Under the new rules, the king will have to stand down in favour of the crown prince if there is ever a two-thirds majority in the assembly for him to go.

King Wangchuck has also given the assembly the right to elect the majority of members in the country's cabinet.

'A total farce'

One of the two exiled opposition groups, the United Front for Democracy in Bhutan - which predominantly represents the country's majority Buddhist community - has denounced the changes.

Its spokesman, CB Dahal, says the king has made sure that all his trusted family members remain in all the important positions of power.

"So it's purely a total farce, and there is nothing which we believe that's really democratic which is going to come out of this," he said.

'A very good gesture'

However, the Bhutanese Appeal Movement Co-ordinating Council - the voice of the country's minority Nepali speaking community - has given a more positive response.

The council's spokesman, Ratan Gazmer, says the reform could help improve the plight of around 100,000 refugees - mostly of Nepalese origin - who have left Bhutan and are now living in camps in Nepal.

"I think it's a very good gesture on the part of the government of Bhutan to have made these changes," he said.

"We hope that these changes will also reflect on the future of the Bhutanese refugees. If that happens, then I would say that this is a positive move."

Assembly's composition unchanged

BBC correspondents say King Wangchuck is making the changes because he wants to institutionalise checks and balances in the kingdom's political system.

However, the reforms have not affected the indirect election of the national assembly.

Two-thirds of the assembly's 150 members are chosen by district councils. The remainder are appointed by either the king or the Buddhist clergy.

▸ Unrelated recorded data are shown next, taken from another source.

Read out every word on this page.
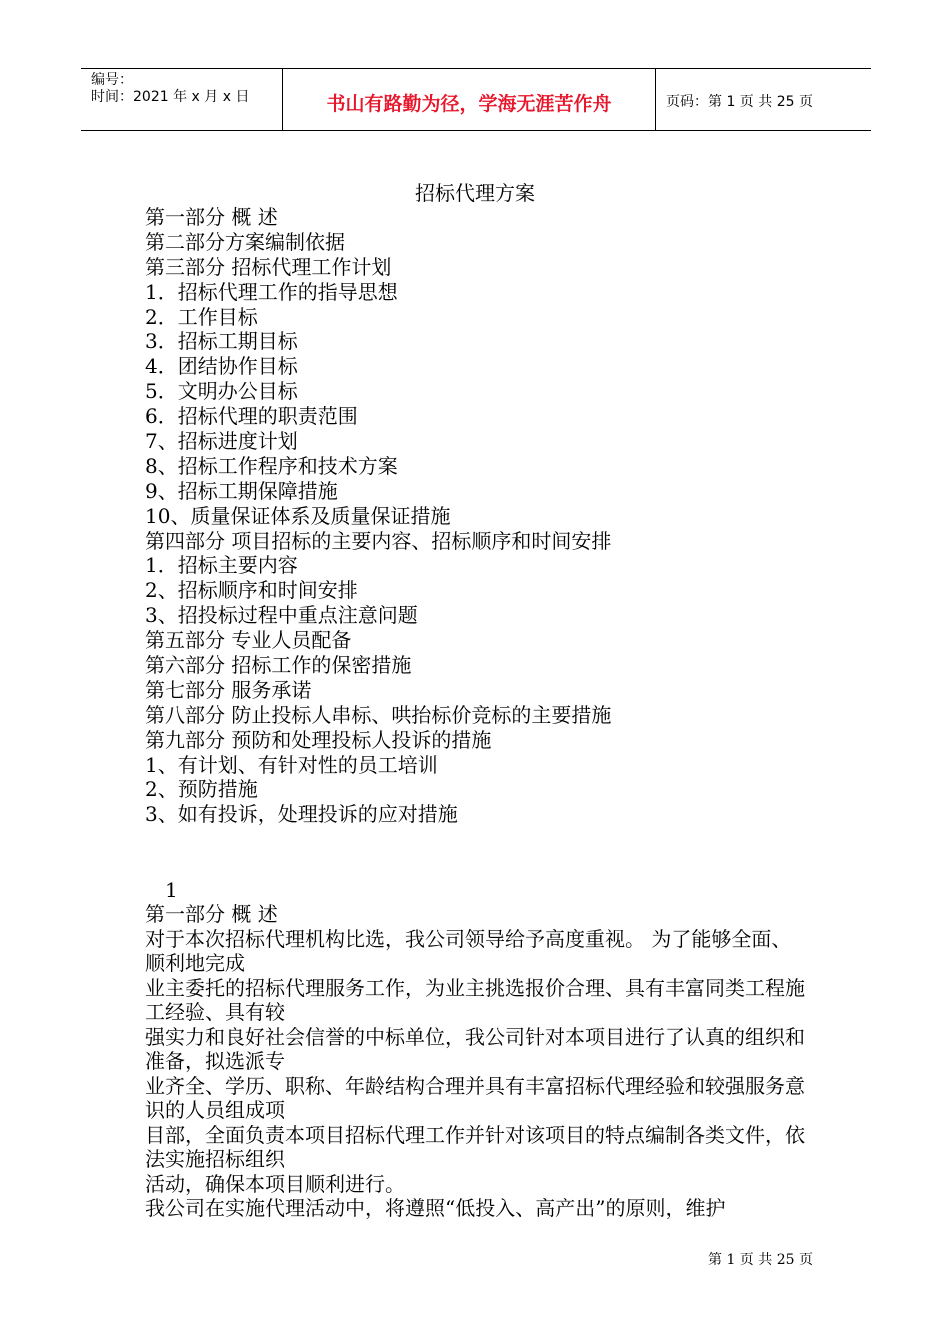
编号：
时间：2021 年 x 月 x 日	书山有路勤为径，学海无涯苦作舟	页码：第 1 页 共 25 页
招标代理方案
第一部分 概 述
第二部分方案编制依据
第三部分 招标代理工作计划
1．招标代理工作的指导思想
2．工作目标
3．招标工期目标
4．团结协作目标
5．文明办公目标
6．招标代理的职责范围
7、招标进度计划
8、招标工作程序和技术方案
9、招标工期保障措施
10、质量保证体系及质量保证措施
第四部分 项目招标的主要内容、招标顺序和时间安排
1．招标主要内容
2、招标顺序和时间安排
3、招投标过程中重点注意问题
第五部分 专业人员配备
第六部分 招标工作的保密措施
第七部分 服务承诺
第八部分 防止投标人串标、哄抬标价竞标的主要措施
第九部分 预防和处理投标人投诉的措施
1、有计划、有针对性的员工培训
2、预防措施
3、如有投诉，处理投诉的应对措施
1
第一部分 概 述
对于本次招标代理机构比选，我公司领导给予高度重视。 为了能够全面、顺利地完成
业主委托的招标代理服务工作，为业主挑选报价合理、具有丰富同类工程施工经验、具有较
强实力和良好社会信誉的中标单位，我公司针对本项目进行了认真的组织和准备，拟选派专
业齐全、学历、职称、年龄结构合理并具有丰富招标代理经验和较强服务意识的人员组成项
目部，全面负责本项目招标代理工作并针对该项目的特点编制各类文件，依法实施招标组织
活动，确保本项目顺利进行。
我公司在实施代理活动中，将遵照“低投入、高产出”的原则，维护
第 1 页 共 25 页
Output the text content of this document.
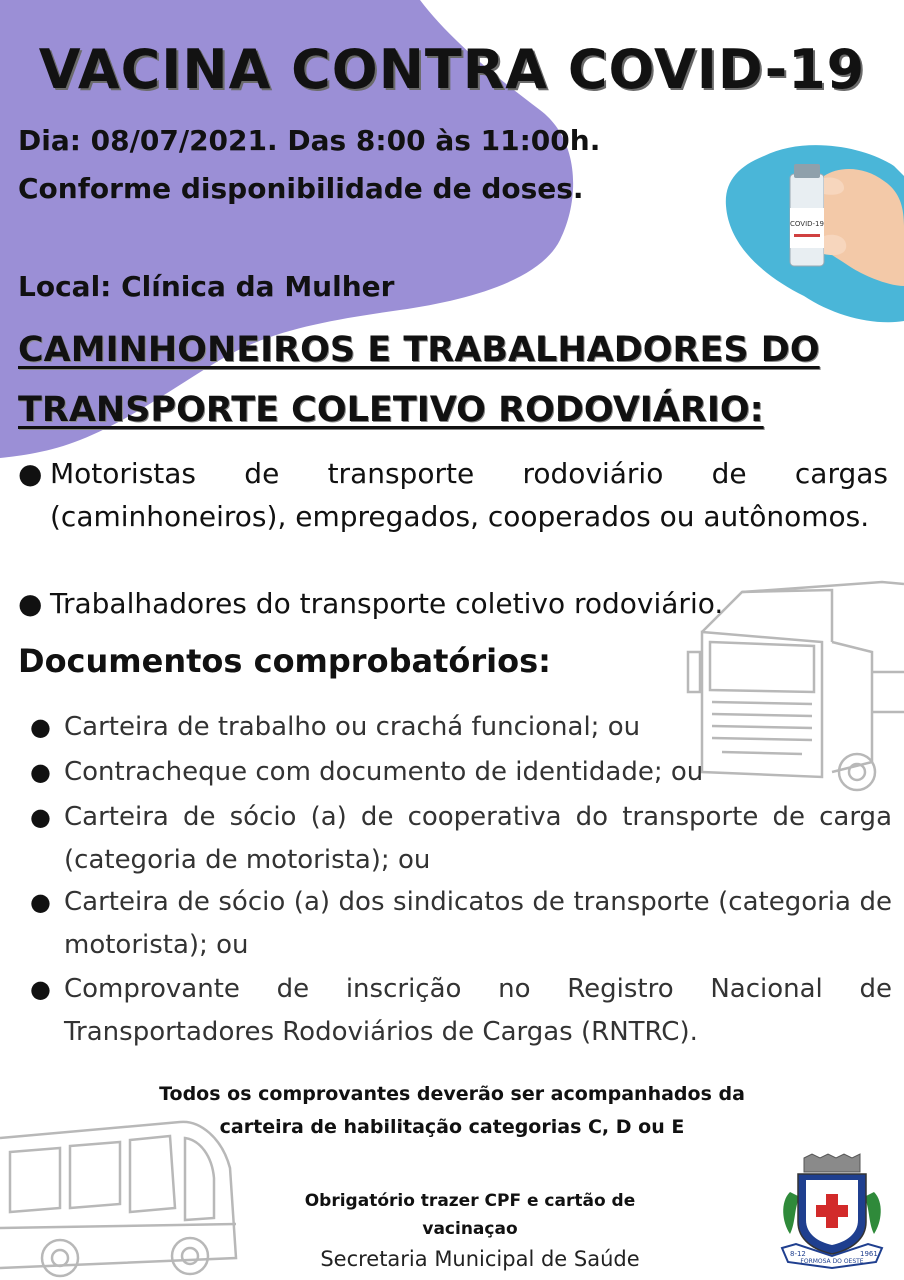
COVID-19
VACINA CONTRA COVID-19
Dia: 08/07/2021. Das 8:00 às 11:00h.
Conforme disponibilidade de doses.
Local: Clínica da Mulher
CAMINHONEIROS E TRABALHADORES DO
TRANSPORTE COLETIVO RODOVIÁRIO:
● Motoristas de transporte rodoviário de cargas (caminhoneiros), empregados, cooperados ou autônomos.
● Trabalhadores do transporte coletivo rodoviário.
Documentos comprobatórios:
● Carteira de trabalho ou crachá funcional; ou
● Contracheque com documento de identidade; ou
● Carteira de sócio (a) de cooperativa do transporte de carga (categoria de motorista); ou
● Carteira de sócio (a) dos sindicatos de transporte (categoria de motorista); ou
● Comprovante de inscrição no Registro Nacional de Transportadores Rodoviários de Cargas (RNTRC).
Todos os comprovantes deverão ser acompanhados da
carteira de habilitação categorias C, D ou E
Obrigatório trazer CPF e cartão de
vacinaçao
Secretaria Municipal de Saúde	8-12
FORMOSA DO OESTE
1961
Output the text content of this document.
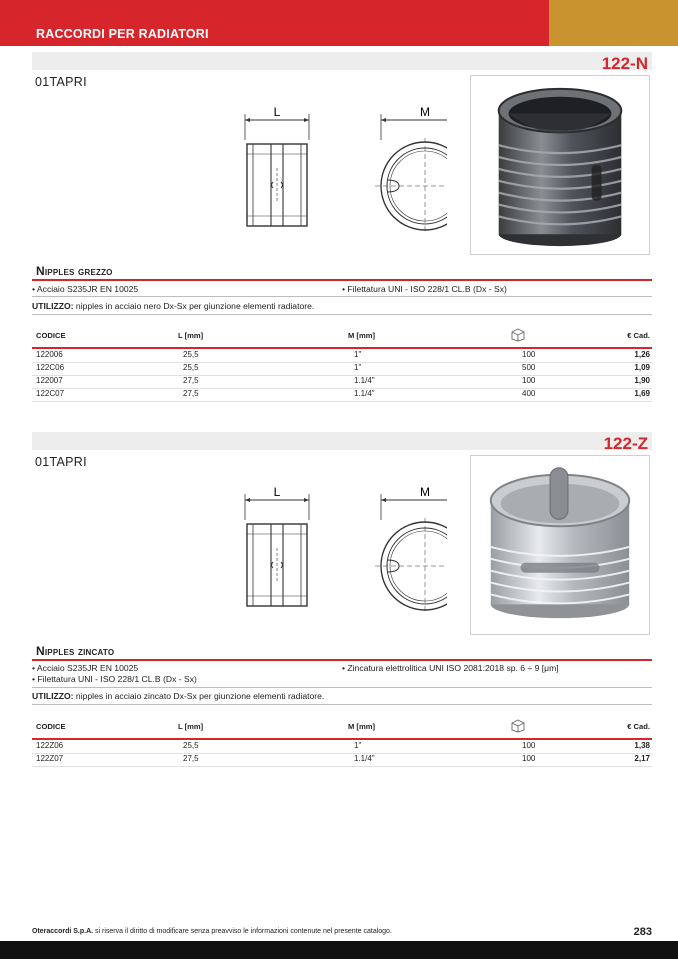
RACCORDI PER RADIATORI
122-N
01TAPRI
L	M
Nipples grezzo
• Acciaio S235JR EN 10025	• Filettatura UNI - ISO 228/1 CL.B (Dx - Sx)
UTILIZZO: nipples in acciaio nero Dx-Sx per giunzione elementi radiatore.
CODICE	L [mm]	M [mm]	€ Cad.
122006	25,5	1"	100	1,26
122C06	25,5	1"	500	1,09
122007	27,5	1.1/4"	100	1,90
122C07	27,5	1.1/4"	400	1,69
122-Z
01TAPRI
L	M
Nipples zincato
• Acciaio S235JR EN 10025
• Filettatura UNI - ISO 228/1 CL.B (Dx - Sx)
• Zincatura elettrolitica UNI ISO 2081:2018 sp. 6 ÷ 9 [μm]
UTILIZZO: nipples in acciaio zincato Dx-Sx per giunzione elementi radiatore.
CODICE	L [mm]	M [mm]	€ Cad.
122Z06	25,5	1"	100	1,38
122Z07	27,5	1.1/4"	100	2,17
Oteraccordi S.p.A. si riserva il diritto di modificare senza preavviso le informazioni contenute nel presente catalogo.	283
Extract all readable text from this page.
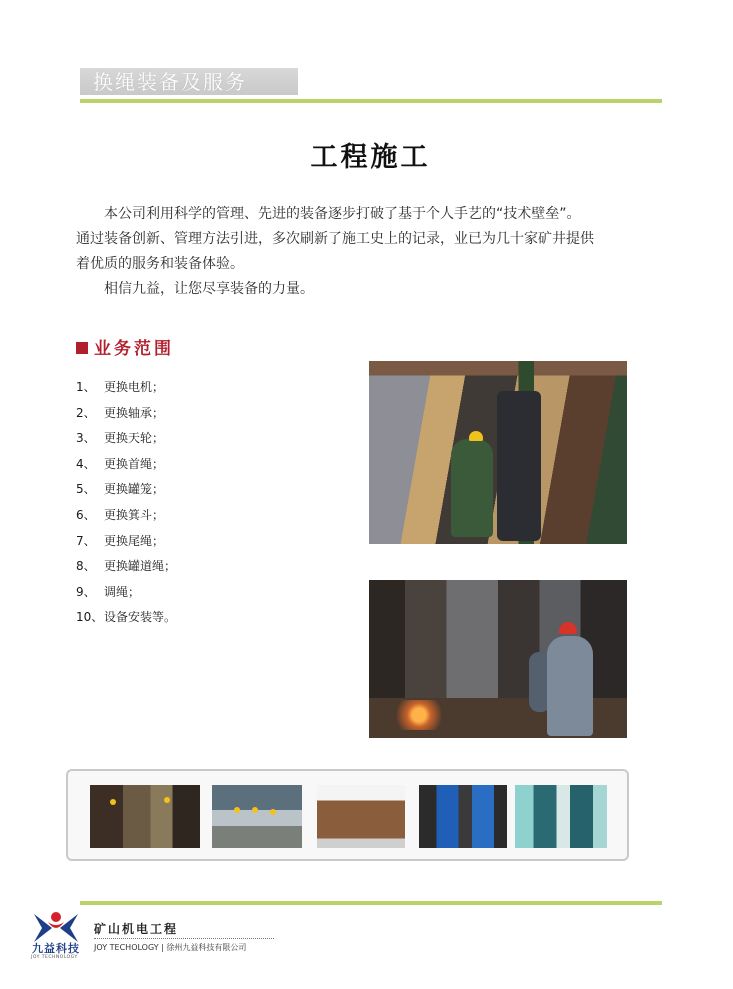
换绳装备及服务
工程施工

本公司利用科学的管理、先进的装备逐步打破了基于个人手艺的“技术壁垒”。

通过装备创新、管理方法引进，多次刷新了施工史上的记录，业已为几十家矿井提供

着优质的服务和装备体验。

相信九益，让您尽享装备的力量。

业务范围
1、 更换电机；
2、 更换轴承；
3、 更换天轮；
4、 更换首绳；
5、 更换罐笼；
6、 更换箕斗；
7、 更换尾绳；
8、 更换罐道绳；
9、 调绳；
10、设备安装等。
九益科技
JOY TECHNOLOGY
矿山机电工程
JOY TECHOLOGY | 徐州九益科技有限公司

The correspondent says that the disunity of the Bhutanese opposition is likely to please royalist supporters who form the majority in the assembly. But he adds that their main concern is to stop the king from giving up more of his powers.

The 42-year-old king, whose title Druk Gyalpo means Precious Ruler of the Dragon People, is the fourth in a dynasty that has ruled the isolated mountainous country since 1907.